Museum in Chicago, USA

The National Public Housing Museum is a historical institution at 919 S Ada St. in Chicago, Illinois. The museum is located in the last remaining building of the Jane Addams Homes of ABLA Homes, and features an oral history archive, public programming, and an entrepreneurship hub. Exhibitions include three restored apartments of families who lived in the Jane Addams homes. The building that the museum is contained within opened in 1938 as the first federal government housing project in Chicago. It housed thousands of families over six decades and has been vacant since 2002.

== History ==
The movement for conservation of a public housing building began in the 1990s with the announcement of the Plan for Transformation, a Chicago Housing Authority initiative to demolish 17,000 units of public housing and replace them with mixed-income housing. Residents, led by Deverra Beverly, a former commissioner for the Chicago Housing Authority, began and led the movement for the creation of a memorialization of their presence. Beverly and other public housing residents approached Sunny Fischer, a philanthropy professional and former public housing resident herself, with their proposal for a museum. Along the way, CHA residents were joined by "civic leaders, preservationists, historians, and cultural experts who also wanted to create a new architectural landmark to recognize an important historic site." This group came together to preserve and transform the current site of the museum, originally designed by a team of architects led by John Holabird. As the project moved forward, the museum maintained a commitment to uplifting the voices and narratives of public housing residents, and includes public housing residents as about a third of its board. The museum opened in April 2025.

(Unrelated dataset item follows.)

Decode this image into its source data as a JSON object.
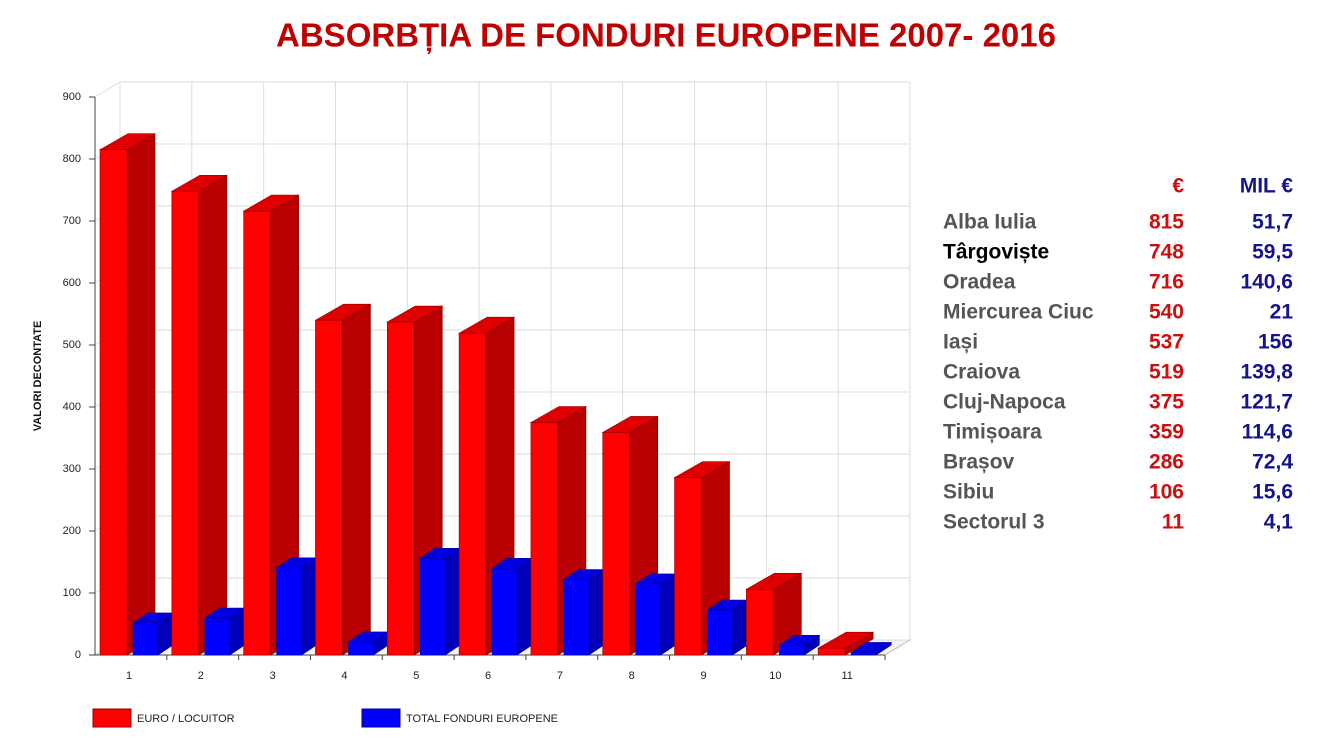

== Exhibits, collections and programming ==
The mission of the museum is to “promote, interpret, and propel housing as a human right”. This mission manifests in the museum’s oral history-focused approach to storytelling and community development and programming. The museum’s exhibitions and collections include an archive of oral histories of public housing residents, three restored apartments of three diverse (One Russian Jewish, one Italian-American, and one African American) families that lived in the public housing based on the oral histories of Inez Medor, members of the Rizzi family, and Rev. Marshall Hatch Sr., and a community space for discussion and interpretation. One unit includes a presentation on redlining, with visuals by local shadow-puppet theater Manual Cinema and a script by Princeton University scholar Keeanga-Yamahtta Taylor. Eight current public housing residents serve as museum "ambassadors" to lead education programs and guide tours.

The "REC Room" exhibit features records by musicians who lived in public housing, including Jimi Hendrix, Bobby Brown, Elvis Presley, Barbra Streisand and members of the Wu-Tang Clan, many of which were donated by co-curator DJ Spinderella, a founding member of Salt-N-Pepa who is also a former public housing resident.

Another exhibit highlights the American sitcom Good Times, which was set in Chicago's Cabrini-Green public housing development. This exhibit incorporated input from Cabrini-Green residents as to which episodes would be available to screen.

Prior to opening, the museum served largely as a “museum in the streets” and hosted events like neighborhood storytelling and poetry readings, beautification projects at the site of the museum, and panels across the country. Most recently, National Public Housing Museum has partnered with Oral History Summer School to help train a group of activists, organizers, students, and artists in how to collect and utilize the medium of oral history, while additionally expanding the museum’s archival collection of oral histories. The museum has not yet determined if it will devote a significant amount of resources to growing and maintaining a collection. As a member of the International Coalition of Sites of Conscience, the museum holds a responsibility to not only historicize its focus but also connect the focus to current struggles and initiatives.

The museum used the examples of the Apartheid Museum, District Six Museum, the Tenement Museum and the Jane Addams Hull-House Museum as inspiration. In December of 2025, the Chicago Tribune designated the museum's staff as Chicagoans of the Year for Museums.